Sé que en un momento dado, un hombre se acercó
a conversar brevemente conmigo, tocado de curiosidad por mi traza, por el cajón
en que sentado aguardaba, por mi pudorosa reticencia a abrir los ejemplares
serie águila de El llanero solitario que conmigo llevaba. Pero, aunque
recuerdo con claridad la expresión de su rostro ceñudo tras los anteojos
negros, el pelo pulcramente engominado y el traje oscuro de finas rayas grises,
me es imposible precisar si tales prendas provienen del momento justo que
relatar pretendo, o si las he ido armando de retazos a partir de otras
instantáneas. Porque vería a aquel hombre a menudo en el curso de los años
siguientes. Y puesto que, a partir suyo, la palabra Maestro adquiriría las
resonancias esenciales que la hurtan de toda burocrática acepción coyuntural,
cabe conjeturar que la escena de mi ingreso a la primaria sentado en un cajón
de madera esté pasada íntegra por el devoto tamiz de su añoranza, y nada de lo
que reconstruyo haya sido exactamente así.

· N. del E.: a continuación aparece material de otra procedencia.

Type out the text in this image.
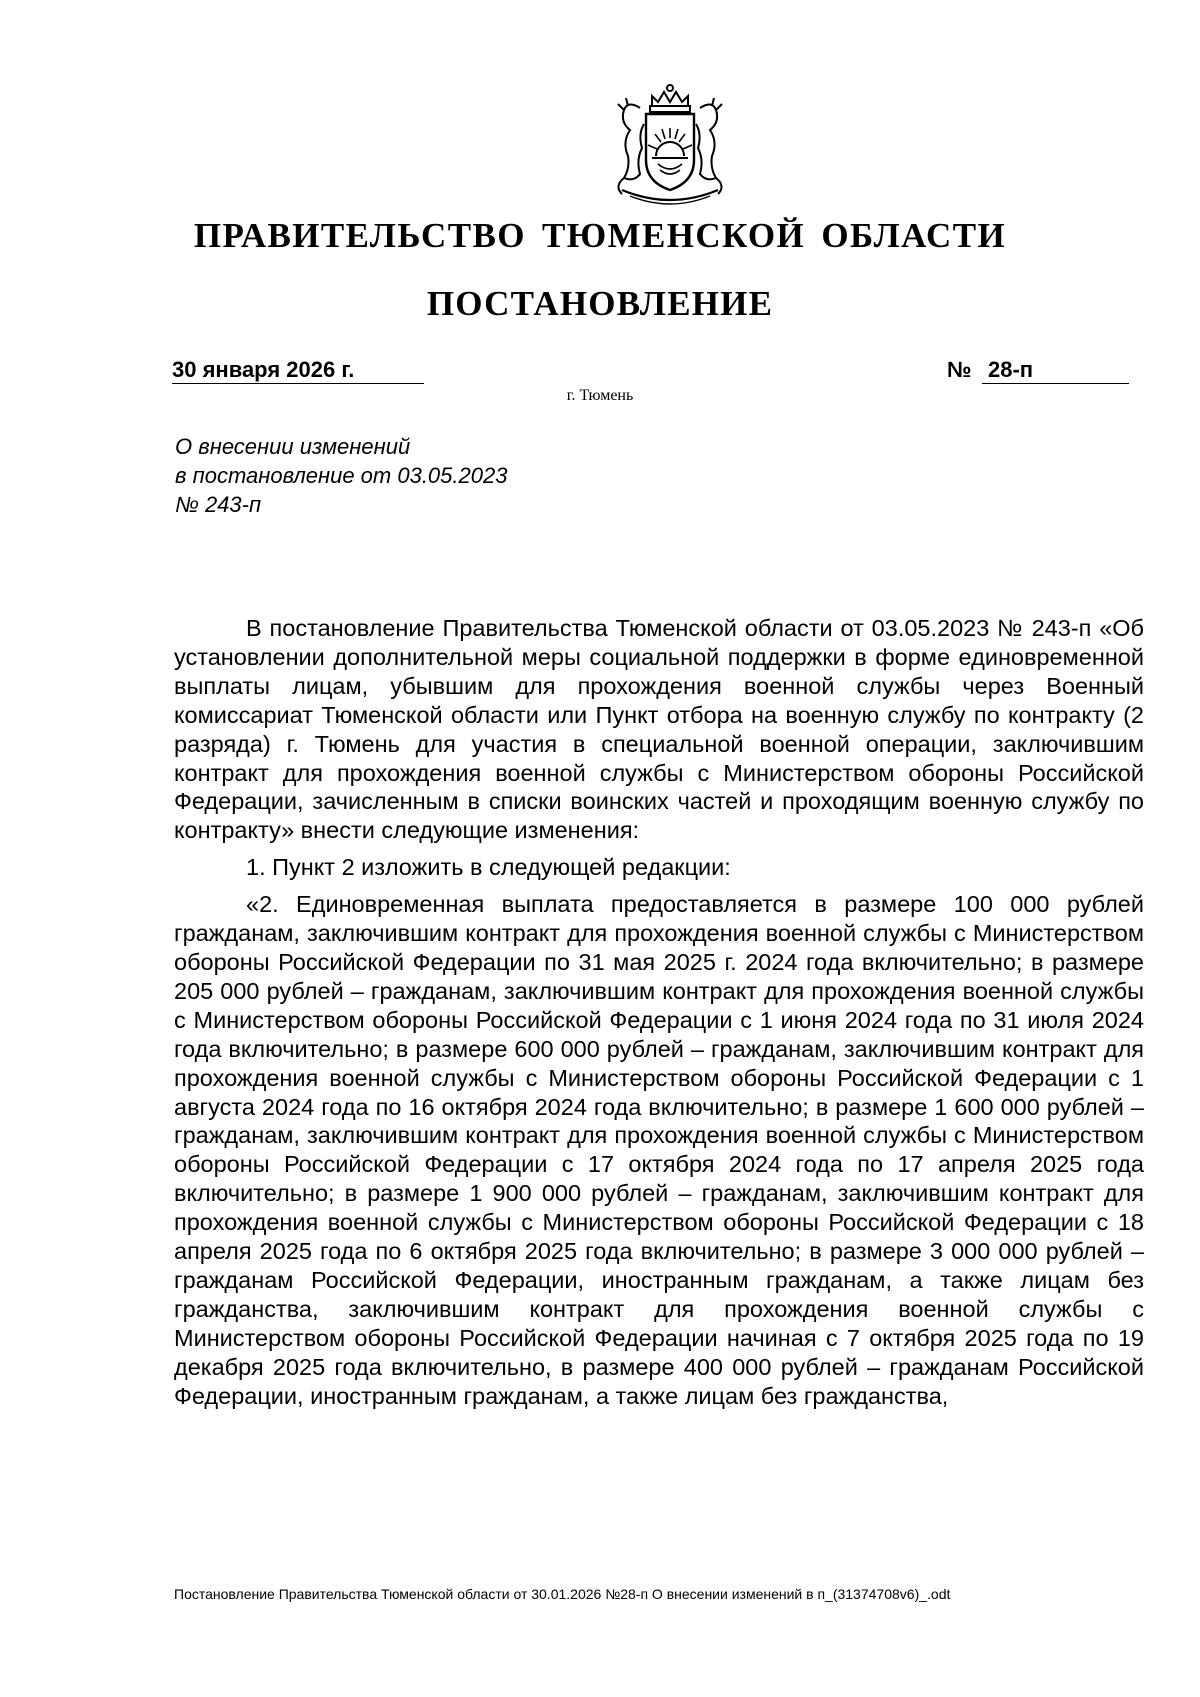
ПРАВИТЕЛЬСТВО ТЮМЕНСКОЙ ОБЛАСТИ
ПОСТАНОВЛЕНИЕ
30 января 2026 г.	№ 28-п
г. Тюмень
О внесении изменений
в постановление от 03.05.2023
№ 243-п

В постановление Правительства Тюменской области от 03.05.2023 № 243-п «Об установлении дополнительной меры социальной поддержки в форме единовременной выплаты лицам, убывшим для прохождения военной службы через Военный комиссариат Тюменской области или Пункт отбора на военную службу по контракту (2 разряда) г. Тюмень для участия в специальной военной операции, заключившим контракт для прохождения военной службы с Министерством обороны Российской Федерации, зачисленным в списки воинских частей и проходящим военную службу по контракту» внести следующие изменения:

1. Пункт 2 изложить в следующей редакции:

«2. Единовременная выплата предоставляется в размере 100 000 рублей гражданам, заключившим контракт для прохождения военной службы с Министерством обороны Российской Федерации по 31 мая 2025 г. 2024 года включительно; в размере 205 000 рублей – гражданам, заключившим контракт для прохождения военной службы с Министерством обороны Российской Федерации с 1 июня 2024 года по 31 июля 2024 года включительно; в размере 600 000 рублей – гражданам, заключившим контракт для прохождения военной службы с Министерством обороны Российской Федерации с 1 августа 2024 года по 16 октября 2024 года включительно; в размере 1 600 000 рублей – гражданам, заключившим контракт для прохождения военной службы с Министерством обороны Российской Федерации с 17 октября 2024 года по 17 апреля 2025 года включительно; в размере 1 900 000 рублей – гражданам, заключившим контракт для прохождения военной службы с Министерством обороны Российской Федерации с 18 апреля 2025 года по 6 октября 2025 года включительно; в размере 3 000 000 рублей – гражданам Российской Федерации, иностранным гражданам, а также лицам без гражданства, заключившим контракт для прохождения военной службы с Министерством обороны Российской Федерации начиная с 7 октября 2025 года по 19 декабря 2025 года включительно, в размере 400 000 рублей – гражданам Российской Федерации, иностранным гражданам, а также лицам без гражданства,

Постановление Правительства Тюменской области от 30.01.2026 №28-п О внесении изменений в п_(31374708v6)_.odt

Ya no estoy seguro de si aquella mañana el sol
caía a plomo sobre la acera de enfrente mientras agostaba a mis pies el margen
de la sombra. Ya no distingo si el ambarino velo de la bruma lo pusieron
aquellos ojos niños o la distorsión, quién sabe qué tan inocente, de esta
memoria sin edad. Ya no sé si entre aquellos ojos y esta memoria existe de
verdad alguna diferencia. Ya no atino a discernir si la fila era tan larga, si
llevaba conmigo esos ejemplares de El llanero solitario, si a ellos se
debía mi sensación de vergüenza.
Ya no sé si el cajón de madera en efecto
estuvo ahí.
Lo que recuerdo de cierto es que, con cajón o
sin él, con resolana o sin ella, con ambarina bruma o sin ella, con revistas o
sin ellas, en un momento dado me asaltó la impresión de que el tiempo bien
podía empezar ahí, bien podía terminar ahí. Y aunque estaba ahí para esperar,
ya fuera el avance de la fila o la vuelta de mi madre, ese instante
necesariamente transitorio tenía valor por sí mismo, sin deuda alguna para con
lo ido o lo porvenir. Presente. Presente simple. Presente es la conciencia
detenida en el instante libre sobre el que cada cual funda su tiempo.
No fue casual que, con un gesto y medio
diálogo, el Maestro se detuviese a avistarme el porvenir. No fue casual que
estuviera solo. No fue casual que ingresara a la primaria sentado en un quieto
cajón de madera, sin ruedas y sin alas.
Lo sagrado, como el presente, suele ser simple. Casual jamás.